The $[7,4,3]$-Hamming code over $GF(2)$ having generator matrix

$$\left( \begin{array}{ccccccc} 1& 0& 0& 0& 0& 1& 1\\ 0& 1& 0... ... 0& 0& 1& 0& 1& 1& 0\\ 0& 0& 0& 1& 1& 1& 1 \end{array}\right)$$

is obtained by typing

C:=HammingCode(3,GF(2));
G:=GeneratorMat(C);
Display(G);

Encoding a message $w$ using $G$, is simply the map $w\longmapsto wG$. Type

Elements(C);
Size(Elements(C));

From this, you see all the codewords of C and how many there are.

To get the parity check matrix, type

H:=CheckMat(C); Display(H);

Note all the columns of $H$ are distinct and non-zero. To see if a vector in $\mathbb{F}^7$ is a codeword, simply compute $Hv$ and check if it is zero or not.
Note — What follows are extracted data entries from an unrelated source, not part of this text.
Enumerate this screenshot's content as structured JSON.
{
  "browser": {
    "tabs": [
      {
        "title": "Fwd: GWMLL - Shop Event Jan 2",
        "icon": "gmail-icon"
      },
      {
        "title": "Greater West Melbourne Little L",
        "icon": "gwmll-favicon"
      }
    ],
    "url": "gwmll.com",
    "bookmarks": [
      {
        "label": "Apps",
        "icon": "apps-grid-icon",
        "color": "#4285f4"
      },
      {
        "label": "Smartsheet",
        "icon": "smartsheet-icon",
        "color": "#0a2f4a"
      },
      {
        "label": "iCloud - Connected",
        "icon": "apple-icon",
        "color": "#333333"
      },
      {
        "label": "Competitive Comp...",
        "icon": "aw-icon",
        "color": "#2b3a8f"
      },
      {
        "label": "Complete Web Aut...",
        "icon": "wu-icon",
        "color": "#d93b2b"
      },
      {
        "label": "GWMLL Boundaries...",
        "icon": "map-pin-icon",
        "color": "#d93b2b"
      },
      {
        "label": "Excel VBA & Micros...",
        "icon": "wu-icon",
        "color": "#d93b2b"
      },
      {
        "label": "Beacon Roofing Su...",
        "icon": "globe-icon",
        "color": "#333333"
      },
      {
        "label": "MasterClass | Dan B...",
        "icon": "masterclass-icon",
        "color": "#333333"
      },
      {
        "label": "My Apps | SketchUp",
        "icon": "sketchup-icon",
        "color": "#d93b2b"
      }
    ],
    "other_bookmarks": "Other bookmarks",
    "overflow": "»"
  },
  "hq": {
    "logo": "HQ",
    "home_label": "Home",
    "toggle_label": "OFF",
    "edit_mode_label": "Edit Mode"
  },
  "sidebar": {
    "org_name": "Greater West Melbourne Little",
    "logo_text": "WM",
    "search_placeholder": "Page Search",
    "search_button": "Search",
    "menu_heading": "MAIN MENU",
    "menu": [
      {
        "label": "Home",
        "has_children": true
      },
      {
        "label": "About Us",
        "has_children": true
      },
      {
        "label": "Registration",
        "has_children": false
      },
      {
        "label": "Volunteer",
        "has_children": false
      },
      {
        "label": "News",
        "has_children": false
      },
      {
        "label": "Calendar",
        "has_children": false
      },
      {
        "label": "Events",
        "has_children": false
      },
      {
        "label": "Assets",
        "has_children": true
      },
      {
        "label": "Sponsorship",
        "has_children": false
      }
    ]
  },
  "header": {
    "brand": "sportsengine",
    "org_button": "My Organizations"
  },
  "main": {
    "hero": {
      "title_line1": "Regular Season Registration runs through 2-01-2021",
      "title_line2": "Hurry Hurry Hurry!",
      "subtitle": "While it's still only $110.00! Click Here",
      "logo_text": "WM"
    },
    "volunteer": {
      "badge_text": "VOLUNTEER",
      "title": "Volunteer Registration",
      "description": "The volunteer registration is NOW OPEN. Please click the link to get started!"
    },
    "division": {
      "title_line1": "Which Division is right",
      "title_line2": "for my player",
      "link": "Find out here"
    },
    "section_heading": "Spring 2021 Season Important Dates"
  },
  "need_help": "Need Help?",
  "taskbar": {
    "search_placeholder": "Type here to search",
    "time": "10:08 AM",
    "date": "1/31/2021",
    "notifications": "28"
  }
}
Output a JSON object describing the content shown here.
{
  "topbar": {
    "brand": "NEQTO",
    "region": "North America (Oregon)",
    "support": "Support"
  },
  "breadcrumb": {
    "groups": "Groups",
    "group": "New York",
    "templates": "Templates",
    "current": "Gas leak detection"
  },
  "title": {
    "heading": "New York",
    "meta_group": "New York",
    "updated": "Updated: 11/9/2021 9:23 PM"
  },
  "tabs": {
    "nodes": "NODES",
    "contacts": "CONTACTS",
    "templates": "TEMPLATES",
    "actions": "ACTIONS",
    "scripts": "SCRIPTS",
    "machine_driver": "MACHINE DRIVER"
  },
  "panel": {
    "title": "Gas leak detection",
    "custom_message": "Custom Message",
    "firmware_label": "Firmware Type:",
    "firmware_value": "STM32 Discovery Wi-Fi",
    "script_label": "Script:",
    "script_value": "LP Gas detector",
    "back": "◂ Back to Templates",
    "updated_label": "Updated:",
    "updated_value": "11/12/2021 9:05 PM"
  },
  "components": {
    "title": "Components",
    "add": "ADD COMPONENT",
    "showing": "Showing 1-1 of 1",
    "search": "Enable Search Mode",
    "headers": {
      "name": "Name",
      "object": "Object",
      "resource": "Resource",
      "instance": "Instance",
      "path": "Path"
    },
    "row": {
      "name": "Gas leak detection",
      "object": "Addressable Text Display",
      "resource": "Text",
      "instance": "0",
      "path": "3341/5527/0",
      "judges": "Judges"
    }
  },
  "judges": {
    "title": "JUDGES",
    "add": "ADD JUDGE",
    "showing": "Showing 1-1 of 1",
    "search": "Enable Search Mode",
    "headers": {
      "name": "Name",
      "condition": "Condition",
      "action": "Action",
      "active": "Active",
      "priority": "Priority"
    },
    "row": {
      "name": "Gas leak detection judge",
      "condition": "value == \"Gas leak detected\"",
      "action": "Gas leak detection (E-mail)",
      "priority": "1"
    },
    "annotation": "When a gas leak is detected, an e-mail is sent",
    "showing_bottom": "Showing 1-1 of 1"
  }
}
Here's a GAP example:

v := Codeword([0,0,1,1,0,1,0]);
v in C;

(Here

v = [ 1 0 1 1 0 1 0 ]+[1,0,0,0,0,0,0].

which is the code word obtained by encoding $(1,0,1,0)$ plus the error vector $(1,0,0,0,0,0,0)$.

Since this last vector is non-zero, $v$ is not a codeword. If it was a vector received in transmission (with at least one error) then to decode it, hence to find the most likely codeword sent, type

Decode(C,v);

Exercise 3.11.2 (a)   For the parity check matrix $H$ of the binary Hamming code of length $2^3-1=7$, verify $Hc=0$ for three or four codewords c. Decode $(1,1,0,0,0,0,0)$.

(b) Find a parity check matrix of the $3$-ary Hamming code of length $(3^3-1)/(3-1)=13$. Verify $Hc=0$ for three or four codewords $c$. Decode $(1,2,1,2,1,2,1,2,1,2,1,2,1)$.

To get the dimension of the code, type Dimension(C); To get its minimum distance, type MinimumDistance(C);

Exercise 3.11.3   Find the dimension and minimum distance of

(a) the binary Hamming code of length $15$,

(b) the 3-ary Hamming code of length $13$.